Lin advanced into the junction.

Stopped.

In the ambient glow of the emergency lighting, what the scanner had flagged as a localized distortion resolved itself into something that couldn't be logged as a power anomaly.

Aiden looked at Lin across twelve feet of tunnel.

No armor. Dark coat. Hands open at his sides. His face carrying the particular quality of someone who is very tired and has decided to stop managing how that looks.

Lin's throat moved.

"Aiden," they said, barely a word.

Behind him, just at the edge of the light — the suggestion of a second figure, the barely-audible hum of electricity that moved differently from the tunnel's ambient charge.

Lin's training ran its responses in sequence.

The scanner showed a controlled output signature — not a discharge, not a threat posture, not the profile of an incoming attack.

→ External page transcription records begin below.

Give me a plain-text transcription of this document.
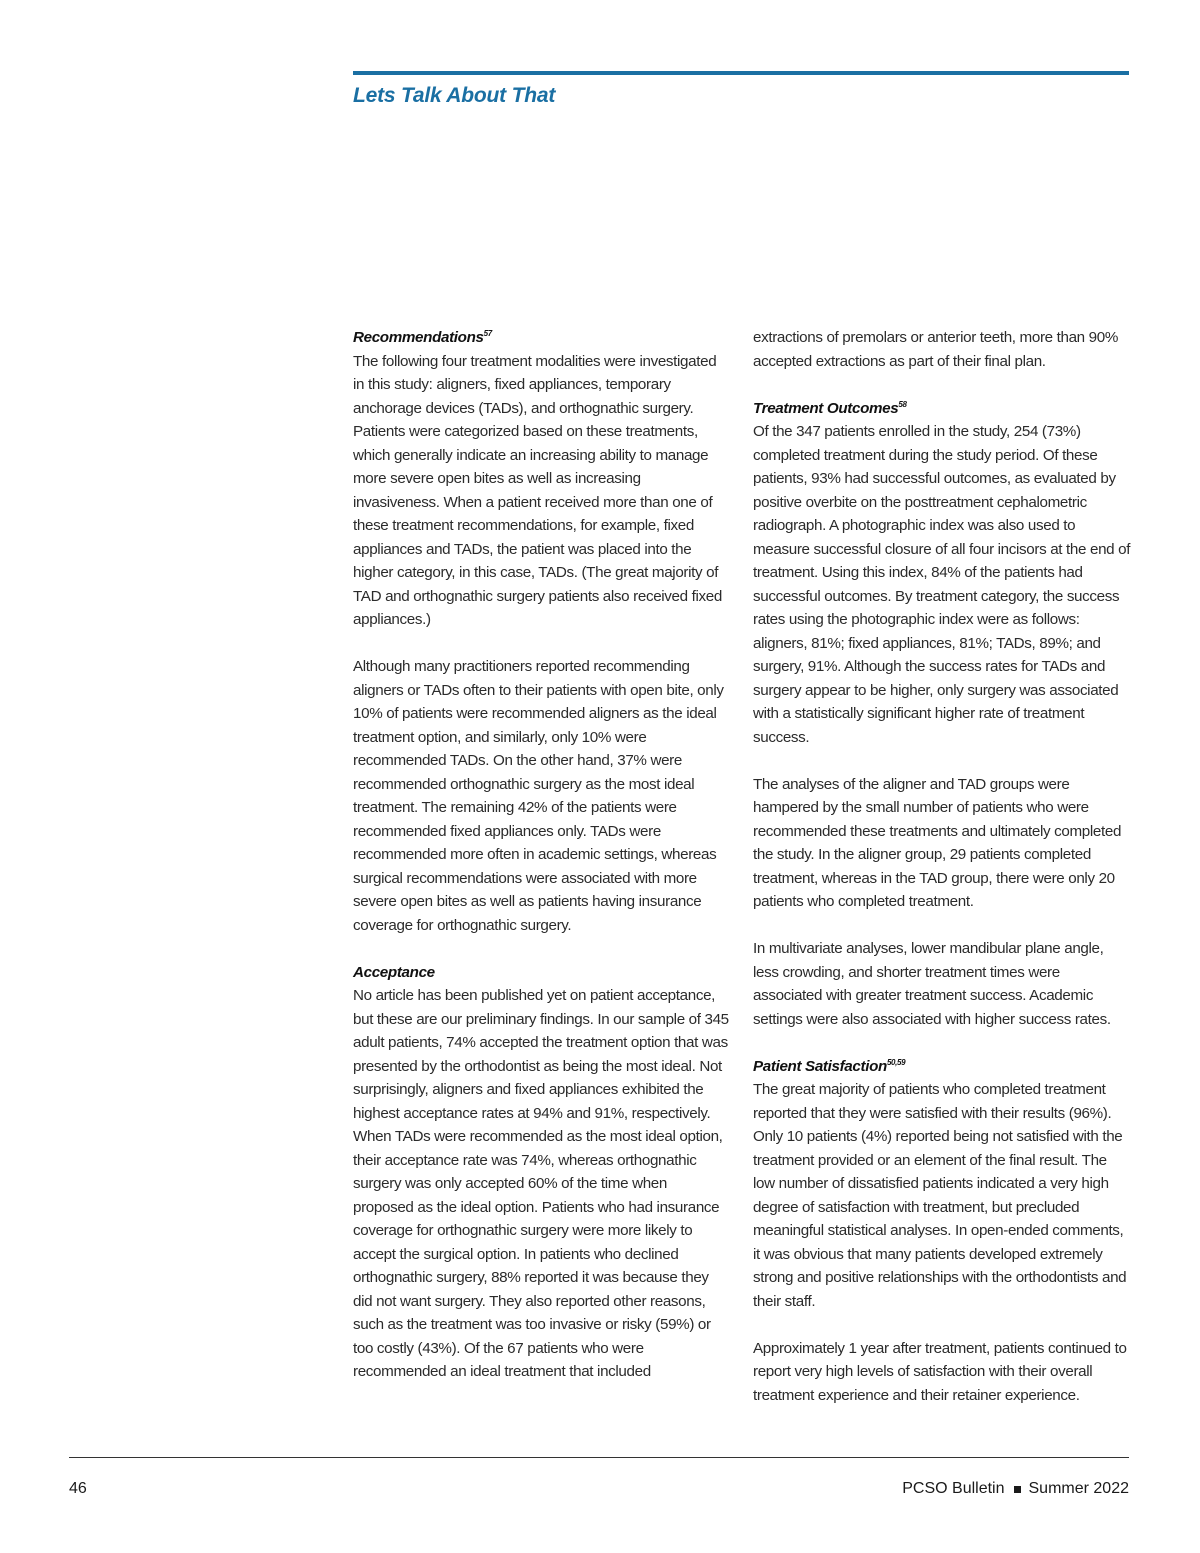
Lets Talk About That
Recommendations$^{57}$

The following four treatment modalities were investigated in this study: aligners, fixed appliances, temporary anchorage devices (TADs), and orthognathic surgery. Patients were categorized based on these treatments, which generally indicate an increasing ability to manage more severe open bites as well as increasing invasiveness. When a patient received more than one of these treatment recommendations, for example, fixed appliances and TADs, the patient was placed into the higher category, in this case, TADs. (The great majority of TAD and orthognathic surgery patients also received fixed appliances.)

Although many practitioners reported recommending aligners or TADs often to their patients with open bite, only 10% of patients were recommended aligners as the ideal treatment option, and similarly, only 10% were recommended TADs. On the other hand, 37% were recommended orthognathic surgery as the most ideal treatment. The remaining 42% of the patients were recommended fixed appliances only. TADs were recommended more often in academic settings, whereas surgical recommendations were associated with more severe open bites as well as patients having insurance coverage for orthognathic surgery.

Acceptance

No article has been published yet on patient acceptance, but these are our preliminary findings. In our sample of 345 adult patients, 74% accepted the treatment option that was presented by the orthodontist as being the most ideal. Not surprisingly, aligners and fixed appliances exhibited the highest acceptance rates at 94% and 91%, respectively. When TADs were recommended as the most ideal option, their acceptance rate was 74%, whereas orthognathic surgery was only accepted 60% of the time when proposed as the ideal option. Patients who had insurance coverage for orthognathic surgery were more likely to accept the surgical option. In patients who declined orthognathic surgery, 88% reported it was because they did not want surgery. They also reported other reasons, such as the treatment was too invasive or risky (59%) or too costly (43%). Of the 67 patients who were recommended an ideal treatment that included

extractions of premolars or anterior teeth, more than 90% accepted extractions as part of their final plan.

Treatment Outcomes$^{58}$

Of the 347 patients enrolled in the study, 254 (73%) completed treatment during the study period. Of these patients, 93% had successful outcomes, as evaluated by positive overbite on the posttreatment cephalometric radiograph. A photographic index was also used to measure successful closure of all four incisors at the end of treatment. Using this index, 84% of the patients had successful outcomes. By treatment category, the success rates using the photographic index were as follows: aligners, 81%; fixed appliances, 81%; TADs, 89%; and surgery, 91%. Although the success rates for TADs and surgery appear to be higher, only surgery was associated with a statistically significant higher rate of treatment success.

The analyses of the aligner and TAD groups were hampered by the small number of patients who were recommended these treatments and ultimately completed the study. In the aligner group, 29 patients completed treatment, whereas in the TAD group, there were only 20 patients who completed treatment.

In multivariate analyses, lower mandibular plane angle, less crowding, and shorter treatment times were associated with greater treatment success. Academic settings were also associated with higher success rates.

Patient Satisfaction$^{50,59}$

The great majority of patients who completed treatment reported that they were satisfied with their results (96%). Only 10 patients (4%) reported being not satisfied with the treatment provided or an element of the final result. The low number of dissatisfied patients indicated a very high degree of satisfaction with treatment, but precluded meaningful statistical analyses. In open-ended comments, it was obvious that many patients developed extremely strong and positive relationships with the orthodontists and their staff.

Approximately 1 year after treatment, patients continued to report very high levels of satisfaction with their overall treatment experience and their retainer experience.

46	PCSO Bulletin Summer 2022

The signature of a power being held very deliberately in check.

Their earpiece was live. One word and this became a containment scenario.

Four simultaneous assessments, none of them clean:

*This is a threat.*

*This is information I was told not to find.*

*This is the moment Mara said would come.*

*This is Aiden, who taught me to look at what a thing actually is before deciding what it means.*

Lin's hand stayed on their weapon.

Did not raise it.

"Hello, Lin," Aiden said. He sounded like himself. That was, somehow, the most destabilizing thing. "I need you to listen before you decide."

The tech behind Lin had gone very still.

The earpiece waited.

Lin looked at the man they had trained beside, in the tunnel the Department had told them would be full of threats, and felt the weight of a choice that had no clean answer landing fully on them for the first time.